Ethereum co-founder Vitalik Buterin has added to a newly published roadmap outlining how Ethereum plans to dramatically speed up the production of fresh blocks and confirmation of transactions.
Vitalik comments on Thursday, he provided more details about the visual audience action plan called “Strawmap” released by the Ethereum Foundation protocol team.
“The fast slots are at the top of the roadmap and don’t seem related to anything,” Buterin said, noting that the rest of the roadmap is “basically independent of slot time.”

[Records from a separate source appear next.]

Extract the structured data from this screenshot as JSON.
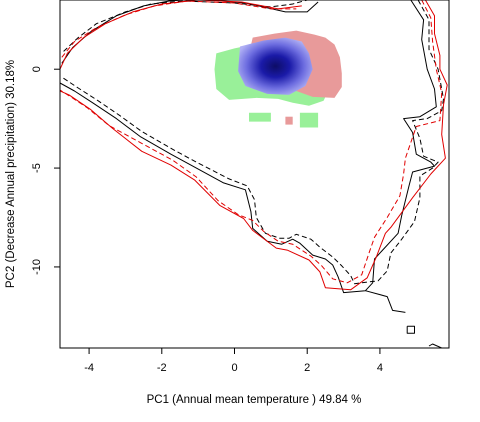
{
  "chart_data": {
    "type": "contour-density",
    "xlabel": "PC1 (Annual mean temperature ) 49.84 %",
    "ylabel": "PC2 (Decrease Annual precipitation) 30.18%",
    "xlim": [
      -4.8,
      5.9
    ],
    "ylim": [
      -14.1,
      3.5
    ],
    "xticks": [
      -4,
      -2,
      0,
      2,
      4
    ],
    "yticks": [
      0,
      -5,
      -10
    ],
    "grid": false,
    "legend": "none",
    "colors": {
      "black_envelope": "#000000",
      "red_envelope": "#e00000",
      "overlap_density": "#1a1aa8",
      "green_only": "#99f099",
      "red_only": "#e89a9a"
    },
    "series": [
      {
        "line_color": "#000000",
        "dash": "solid",
        "points": [
          [
            -4.75,
            0.3
          ],
          [
            -4.45,
            1.1
          ],
          [
            -3.95,
            1.9
          ],
          [
            -3.25,
            2.7
          ],
          [
            -2.5,
            3.2
          ],
          [
            -1.8,
            3.45
          ],
          [
            -1.0,
            3.55
          ],
          [
            0.3,
            3.35
          ],
          [
            1.4,
            2.9
          ],
          [
            2.0,
            2.9
          ],
          [
            2.3,
            3.4
          ]
        ]
      },
      {
        "line_color": "#000000",
        "dash": "solid",
        "points": [
          [
            4.85,
            3.5
          ],
          [
            5.2,
            2.5
          ],
          [
            5.15,
            1.5
          ],
          [
            5.3,
            0.0
          ],
          [
            5.5,
            -1.0
          ],
          [
            5.55,
            -1.9
          ],
          [
            5.1,
            -2.4
          ],
          [
            4.65,
            -2.5
          ],
          [
            4.9,
            -3.2
          ],
          [
            5.0,
            -4.3
          ],
          [
            5.4,
            -4.7
          ],
          [
            5.5,
            -4.9
          ],
          [
            4.9,
            -5.2
          ],
          [
            4.8,
            -5.9
          ],
          [
            4.6,
            -7.4
          ],
          [
            4.5,
            -8.3
          ],
          [
            4.05,
            -9.2
          ],
          [
            3.85,
            -9.6
          ],
          [
            3.8,
            -10.8
          ],
          [
            3.6,
            -11.2
          ],
          [
            3.0,
            -11.3
          ],
          [
            2.85,
            -10.5
          ],
          [
            2.7,
            -9.9
          ],
          [
            2.5,
            -9.6
          ],
          [
            2.15,
            -9.4
          ],
          [
            1.8,
            -8.8
          ],
          [
            1.6,
            -8.6
          ],
          [
            1.3,
            -8.85
          ],
          [
            0.9,
            -8.7
          ],
          [
            0.5,
            -8.05
          ],
          [
            0.45,
            -7.2
          ],
          [
            0.3,
            -6.1
          ],
          [
            -0.3,
            -5.75
          ],
          [
            -1.15,
            -4.9
          ],
          [
            -1.75,
            -4.3
          ],
          [
            -2.6,
            -3.4
          ],
          [
            -3.25,
            -2.5
          ],
          [
            -3.9,
            -1.7
          ],
          [
            -4.4,
            -1.1
          ],
          [
            -4.8,
            -0.7
          ]
        ]
      },
      {
        "line_color": "#000000",
        "dash": "solid",
        "points": [
          [
            3.6,
            -11.2
          ],
          [
            4.2,
            -11.5
          ],
          [
            4.35,
            -12.2
          ],
          [
            4.7,
            -12.3
          ]
        ]
      },
      {
        "line_color": "#000000",
        "dash": "solid",
        "points": [
          [
            4.75,
            -13.0
          ],
          [
            4.95,
            -13.0
          ],
          [
            4.95,
            -13.35
          ],
          [
            4.75,
            -13.35
          ],
          [
            4.75,
            -13.0
          ]
        ]
      },
      {
        "line_color": "#000000",
        "dash": "solid",
        "points": [
          [
            5.35,
            -14.0
          ],
          [
            5.45,
            -13.9
          ],
          [
            5.7,
            -14.1
          ]
        ]
      },
      {
        "line_color": "#000000",
        "dash": "dashed",
        "points": [
          [
            -4.7,
            0.9
          ],
          [
            -4.3,
            1.6
          ],
          [
            -3.8,
            2.3
          ],
          [
            -3.0,
            2.9
          ],
          [
            -2.3,
            3.3
          ],
          [
            -1.4,
            3.45
          ],
          [
            0.0,
            3.35
          ],
          [
            1.0,
            3.15
          ],
          [
            1.6,
            3.3
          ],
          [
            2.0,
            3.5
          ]
        ]
      },
      {
        "line_color": "#000000",
        "dash": "dashed",
        "points": [
          [
            5.05,
            3.5
          ],
          [
            5.35,
            2.5
          ],
          [
            5.35,
            1.0
          ],
          [
            5.6,
            0.0
          ],
          [
            5.75,
            -1.5
          ],
          [
            5.7,
            -2.1
          ],
          [
            5.3,
            -2.5
          ],
          [
            4.9,
            -2.6
          ],
          [
            5.1,
            -3.5
          ],
          [
            5.2,
            -4.4
          ],
          [
            5.6,
            -4.7
          ],
          [
            5.45,
            -5.0
          ],
          [
            5.1,
            -5.4
          ],
          [
            5.1,
            -6.5
          ],
          [
            4.95,
            -7.7
          ],
          [
            4.6,
            -8.6
          ],
          [
            4.3,
            -9.3
          ],
          [
            4.2,
            -10.2
          ],
          [
            3.95,
            -10.7
          ],
          [
            3.3,
            -10.85
          ],
          [
            3.2,
            -10.45
          ],
          [
            2.95,
            -9.95
          ],
          [
            2.7,
            -9.5
          ],
          [
            2.35,
            -9.0
          ],
          [
            2.1,
            -8.6
          ],
          [
            1.7,
            -8.35
          ],
          [
            1.5,
            -8.55
          ],
          [
            1.25,
            -8.55
          ],
          [
            0.85,
            -8.3
          ],
          [
            0.6,
            -7.5
          ],
          [
            0.55,
            -6.6
          ],
          [
            0.35,
            -5.9
          ],
          [
            -0.15,
            -5.55
          ],
          [
            -1.05,
            -4.7
          ],
          [
            -1.7,
            -4.05
          ],
          [
            -2.55,
            -3.15
          ],
          [
            -3.15,
            -2.35
          ],
          [
            -3.75,
            -1.6
          ],
          [
            -4.3,
            -0.95
          ],
          [
            -4.75,
            -0.4
          ]
        ]
      },
      {
        "line_color": "#e00000",
        "dash": "solid",
        "points": [
          [
            -4.8,
            0.0
          ],
          [
            -4.6,
            0.8
          ],
          [
            -4.15,
            1.6
          ],
          [
            -3.55,
            2.3
          ],
          [
            -2.8,
            2.9
          ],
          [
            -2.0,
            3.3
          ],
          [
            -1.0,
            3.5
          ],
          [
            0.2,
            3.4
          ],
          [
            1.2,
            3.05
          ],
          [
            1.85,
            3.2
          ]
        ]
      },
      {
        "line_color": "#e00000",
        "dash": "solid",
        "points": [
          [
            5.25,
            3.5
          ],
          [
            5.5,
            2.7
          ],
          [
            5.5,
            1.8
          ],
          [
            5.65,
            0.7
          ],
          [
            5.65,
            0.0
          ],
          [
            5.85,
            -0.8
          ],
          [
            5.75,
            -1.8
          ],
          [
            5.7,
            -3.3
          ],
          [
            5.8,
            -4.5
          ],
          [
            5.4,
            -5.3
          ],
          [
            4.9,
            -6.5
          ],
          [
            4.3,
            -8.0
          ],
          [
            4.15,
            -8.3
          ],
          [
            3.9,
            -9.5
          ],
          [
            3.65,
            -10.55
          ],
          [
            3.2,
            -11.15
          ],
          [
            2.5,
            -11.05
          ],
          [
            2.35,
            -10.25
          ],
          [
            2.05,
            -9.65
          ],
          [
            1.45,
            -9.15
          ],
          [
            1.15,
            -9.05
          ],
          [
            0.5,
            -8.15
          ],
          [
            0.25,
            -7.55
          ],
          [
            -0.4,
            -6.9
          ],
          [
            -1.1,
            -5.6
          ],
          [
            -1.75,
            -4.85
          ],
          [
            -2.55,
            -4.15
          ],
          [
            -3.35,
            -3.0
          ],
          [
            -3.95,
            -2.05
          ],
          [
            -4.55,
            -1.3
          ],
          [
            -4.8,
            -1.1
          ]
        ]
      },
      {
        "line_color": "#e00000",
        "dash": "dashed",
        "points": [
          [
            -4.75,
            0.6
          ],
          [
            -4.4,
            1.4
          ],
          [
            -3.8,
            2.1
          ],
          [
            -3.0,
            2.75
          ],
          [
            -2.2,
            3.2
          ],
          [
            -1.3,
            3.45
          ],
          [
            0.0,
            3.35
          ],
          [
            1.0,
            3.05
          ],
          [
            1.7,
            3.05
          ]
        ]
      },
      {
        "line_color": "#e00000",
        "dash": "dashed",
        "points": [
          [
            5.15,
            3.5
          ],
          [
            5.4,
            2.6
          ],
          [
            5.45,
            1.4
          ],
          [
            5.55,
            0.0
          ],
          [
            5.7,
            -1.2
          ],
          [
            5.65,
            -2.6
          ],
          [
            5.0,
            -2.9
          ],
          [
            4.7,
            -4.5
          ],
          [
            4.65,
            -5.3
          ],
          [
            4.55,
            -6.4
          ],
          [
            4.2,
            -7.5
          ],
          [
            3.85,
            -8.5
          ],
          [
            3.7,
            -9.3
          ],
          [
            3.5,
            -10.4
          ],
          [
            3.1,
            -10.8
          ],
          [
            2.7,
            -10.6
          ],
          [
            2.4,
            -9.95
          ],
          [
            2.1,
            -9.45
          ],
          [
            1.6,
            -8.85
          ],
          [
            1.2,
            -8.7
          ],
          [
            0.8,
            -8.2
          ],
          [
            0.5,
            -7.65
          ],
          [
            0.1,
            -7.35
          ],
          [
            -0.45,
            -6.65
          ],
          [
            -1.05,
            -5.45
          ],
          [
            -1.7,
            -4.6
          ],
          [
            -2.6,
            -3.7
          ],
          [
            -3.45,
            -2.85
          ],
          [
            -4.05,
            -1.95
          ],
          [
            -4.5,
            -1.4
          ],
          [
            -4.8,
            -1.05
          ]
        ]
      }
    ],
    "density_regions": [
      {
        "category": "green_only",
        "points": [
          [
            -0.5,
            0.8
          ],
          [
            0.0,
            1.05
          ],
          [
            0.65,
            1.3
          ],
          [
            1.2,
            1.45
          ],
          [
            1.8,
            1.55
          ],
          [
            2.3,
            1.35
          ],
          [
            2.7,
            0.9
          ],
          [
            2.85,
            0.3
          ],
          [
            2.7,
            -0.6
          ],
          [
            2.45,
            -1.6
          ],
          [
            2.05,
            -1.85
          ],
          [
            1.6,
            -1.7
          ],
          [
            1.2,
            -1.5
          ],
          [
            0.6,
            -1.45
          ],
          [
            -0.15,
            -1.55
          ],
          [
            -0.5,
            -1.0
          ],
          [
            -0.55,
            0.0
          ]
        ]
      },
      {
        "category": "green_only",
        "points": [
          [
            0.4,
            -2.2
          ],
          [
            1.0,
            -2.2
          ],
          [
            1.0,
            -2.65
          ],
          [
            0.4,
            -2.65
          ]
        ]
      },
      {
        "category": "green_only",
        "points": [
          [
            1.8,
            -2.2
          ],
          [
            2.3,
            -2.2
          ],
          [
            2.3,
            -2.95
          ],
          [
            1.8,
            -2.95
          ]
        ]
      },
      {
        "category": "red_only",
        "points": [
          [
            0.5,
            1.6
          ],
          [
            1.1,
            1.8
          ],
          [
            1.7,
            1.95
          ],
          [
            2.2,
            1.75
          ],
          [
            2.5,
            1.6
          ],
          [
            2.75,
            1.25
          ],
          [
            2.9,
            0.6
          ],
          [
            2.95,
            -0.2
          ],
          [
            2.95,
            -0.9
          ],
          [
            2.75,
            -1.45
          ],
          [
            2.15,
            -1.4
          ],
          [
            1.7,
            -1.1
          ],
          [
            0.9,
            -0.7
          ],
          [
            0.6,
            -0.2
          ],
          [
            0.4,
            0.8
          ]
        ]
      },
      {
        "category": "red_only",
        "points": [
          [
            1.4,
            -2.4
          ],
          [
            1.6,
            -2.4
          ],
          [
            1.6,
            -2.8
          ],
          [
            1.4,
            -2.8
          ]
        ]
      },
      {
        "category": "overlap_density",
        "points": [
          [
            0.15,
            1.15
          ],
          [
            0.8,
            1.45
          ],
          [
            1.4,
            1.6
          ],
          [
            1.85,
            1.4
          ],
          [
            2.05,
            0.8
          ],
          [
            2.15,
            0.0
          ],
          [
            1.95,
            -0.85
          ],
          [
            1.5,
            -1.3
          ],
          [
            0.9,
            -1.25
          ],
          [
            0.3,
            -0.85
          ],
          [
            0.1,
            -0.1
          ]
        ]
      }
    ],
    "density_peak": [
      1.1,
      0.2
    ]
  }
}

Slot time is the time it takes for Ethereum to create fresh blocks, currently about 12 seconds. The roadmap aims to reduce this time to just 2 seconds to make the blockchain feel like a working, responsive system rather than something you have to wait for.

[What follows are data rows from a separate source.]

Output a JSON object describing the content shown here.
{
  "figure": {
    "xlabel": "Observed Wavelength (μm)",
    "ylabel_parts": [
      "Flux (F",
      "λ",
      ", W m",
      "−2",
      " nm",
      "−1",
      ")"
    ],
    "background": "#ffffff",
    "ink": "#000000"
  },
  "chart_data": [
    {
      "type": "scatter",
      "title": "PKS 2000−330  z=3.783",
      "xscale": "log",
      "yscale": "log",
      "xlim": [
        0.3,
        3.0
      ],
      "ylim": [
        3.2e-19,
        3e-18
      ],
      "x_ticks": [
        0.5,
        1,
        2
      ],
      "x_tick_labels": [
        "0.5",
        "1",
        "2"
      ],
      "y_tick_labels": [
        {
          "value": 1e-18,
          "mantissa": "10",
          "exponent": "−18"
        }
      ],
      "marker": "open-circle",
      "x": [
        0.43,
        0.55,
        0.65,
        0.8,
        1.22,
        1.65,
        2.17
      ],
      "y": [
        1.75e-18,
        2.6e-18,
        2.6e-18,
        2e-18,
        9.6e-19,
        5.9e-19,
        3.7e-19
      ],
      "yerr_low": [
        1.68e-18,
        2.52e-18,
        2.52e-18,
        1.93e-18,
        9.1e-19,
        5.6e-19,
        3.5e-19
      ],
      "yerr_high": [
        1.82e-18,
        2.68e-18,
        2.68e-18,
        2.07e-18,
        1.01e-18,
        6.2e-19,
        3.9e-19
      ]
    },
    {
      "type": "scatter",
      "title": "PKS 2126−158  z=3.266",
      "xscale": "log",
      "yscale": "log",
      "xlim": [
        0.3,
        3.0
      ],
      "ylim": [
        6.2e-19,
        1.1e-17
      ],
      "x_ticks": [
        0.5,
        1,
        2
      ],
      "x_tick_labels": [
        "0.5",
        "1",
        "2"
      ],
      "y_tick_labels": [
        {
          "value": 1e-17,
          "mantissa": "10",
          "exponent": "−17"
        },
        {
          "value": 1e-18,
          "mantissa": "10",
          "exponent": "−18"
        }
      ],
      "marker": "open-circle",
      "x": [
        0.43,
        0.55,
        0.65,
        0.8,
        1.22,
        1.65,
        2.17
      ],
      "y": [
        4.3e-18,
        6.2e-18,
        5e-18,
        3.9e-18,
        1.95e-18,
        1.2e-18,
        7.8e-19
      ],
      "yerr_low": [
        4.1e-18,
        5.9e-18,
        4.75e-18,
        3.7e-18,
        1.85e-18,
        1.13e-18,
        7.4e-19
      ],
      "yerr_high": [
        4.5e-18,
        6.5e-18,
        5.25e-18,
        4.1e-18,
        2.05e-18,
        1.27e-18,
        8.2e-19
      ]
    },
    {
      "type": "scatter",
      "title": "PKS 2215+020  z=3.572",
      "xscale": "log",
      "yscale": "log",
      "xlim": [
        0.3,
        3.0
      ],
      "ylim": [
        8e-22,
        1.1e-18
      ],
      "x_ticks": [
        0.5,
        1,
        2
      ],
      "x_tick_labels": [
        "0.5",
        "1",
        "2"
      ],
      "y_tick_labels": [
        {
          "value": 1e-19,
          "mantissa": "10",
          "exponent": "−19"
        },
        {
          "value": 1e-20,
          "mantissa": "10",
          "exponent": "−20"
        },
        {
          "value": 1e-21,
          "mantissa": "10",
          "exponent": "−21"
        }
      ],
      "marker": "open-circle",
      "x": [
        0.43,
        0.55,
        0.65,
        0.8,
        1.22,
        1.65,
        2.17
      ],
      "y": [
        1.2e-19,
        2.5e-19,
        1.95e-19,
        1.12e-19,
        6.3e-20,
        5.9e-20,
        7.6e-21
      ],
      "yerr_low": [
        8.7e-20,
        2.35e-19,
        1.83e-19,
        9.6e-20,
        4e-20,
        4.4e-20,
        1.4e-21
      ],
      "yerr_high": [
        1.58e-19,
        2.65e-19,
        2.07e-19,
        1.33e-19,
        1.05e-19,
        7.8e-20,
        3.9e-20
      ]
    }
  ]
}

“I expect we will gradually reduce the duration of the slot,” Buterin said, suggesting reductions that follow roughly the formula of the square root of two of 12 seconds through 8, 6, 4, and eventually even down to 2 seconds.

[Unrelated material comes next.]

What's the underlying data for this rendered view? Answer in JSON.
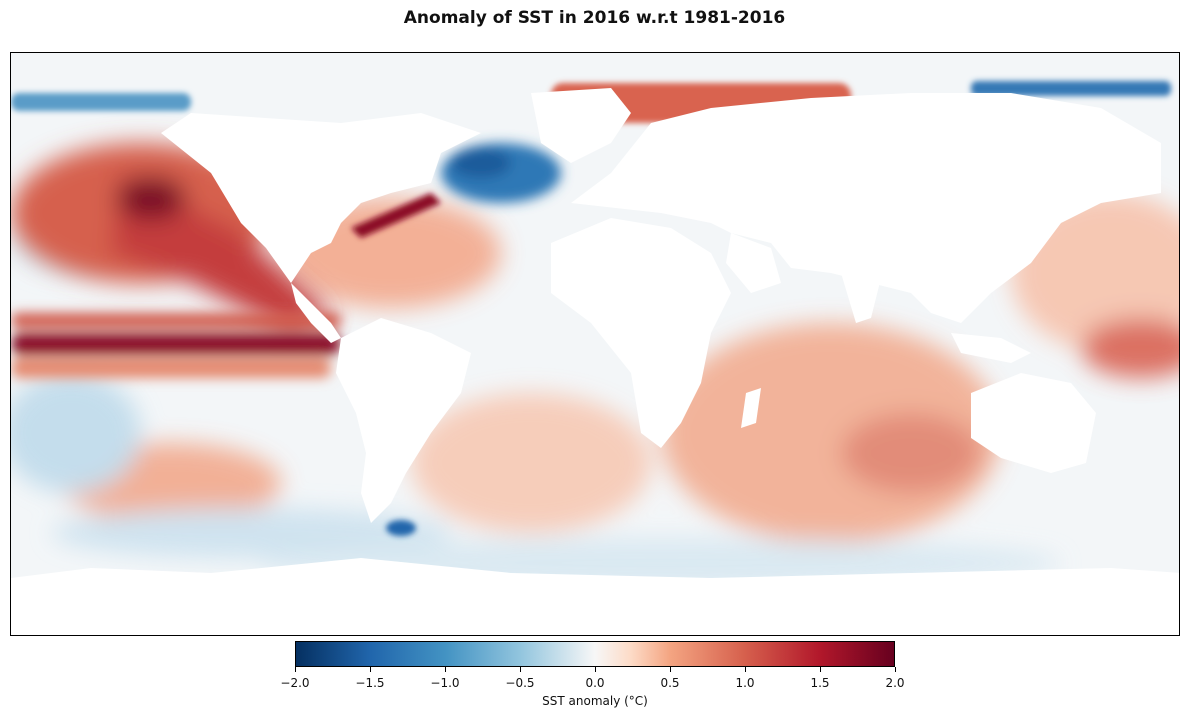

He also suggested that p2p improvements, or improvements to the way Ethereum nodes communicate with each other – such as sharing fresh blocks and data without having to download repeated data – could significantly reduce block propagation times, “making shorter slots viable without compromising security.”
Finality from minutes to seconds
The second significant improvement to the roadmap is the achievement of finality, which is the point at which a transaction is mathematically guaranteed to be irreversible, which is currently around 16 minutes.
The future goal is a 6- to 16-second finality, which can be achieved by replacing the current intricate confirmation system with a cleaner, simpler one that is also quantum-resistant.
Related: The Ethereum Foundation lists “quantum readiness” and gas limits as priorities for 2026
“The goal is to separate places and finalities so that we can consider them separately,” Buterin explained.
He said this is a “very invasive set of changes,” so the plan is to combine the largest step of each change with a “switch to cryptography, especially to post-quantum hash-based signatures.”
Quantum gap resistance before finality
Buterin said the consequence of this approach would be quantum-resistant rifts before a final solution.
“One of the interesting consequences of the incremental approach is that there is a way to make the gaps quantum-resistant much earlier than finally making them quantum-resistant.”
The network could “quite quickly” reach a state where, if quantum computers suddenly appear, “we lose the guarantee of finality, but the chain will continue,” he said.
“Expect a gradual reduction in slot time and end time,” Buterin concluded.
“Component-by-component replacement” of Ethereum’s slot and consensus structure will create “a cleaner, simpler, quantum-resistant, proof-friendly, end-to-end formally verified alternative.”
The timeline for these changes spans the next four years, with seven forks planned approximately every six months. The Glamsterdam and Hegotá festivals have already been confirmed and are scheduled to premiere later this year.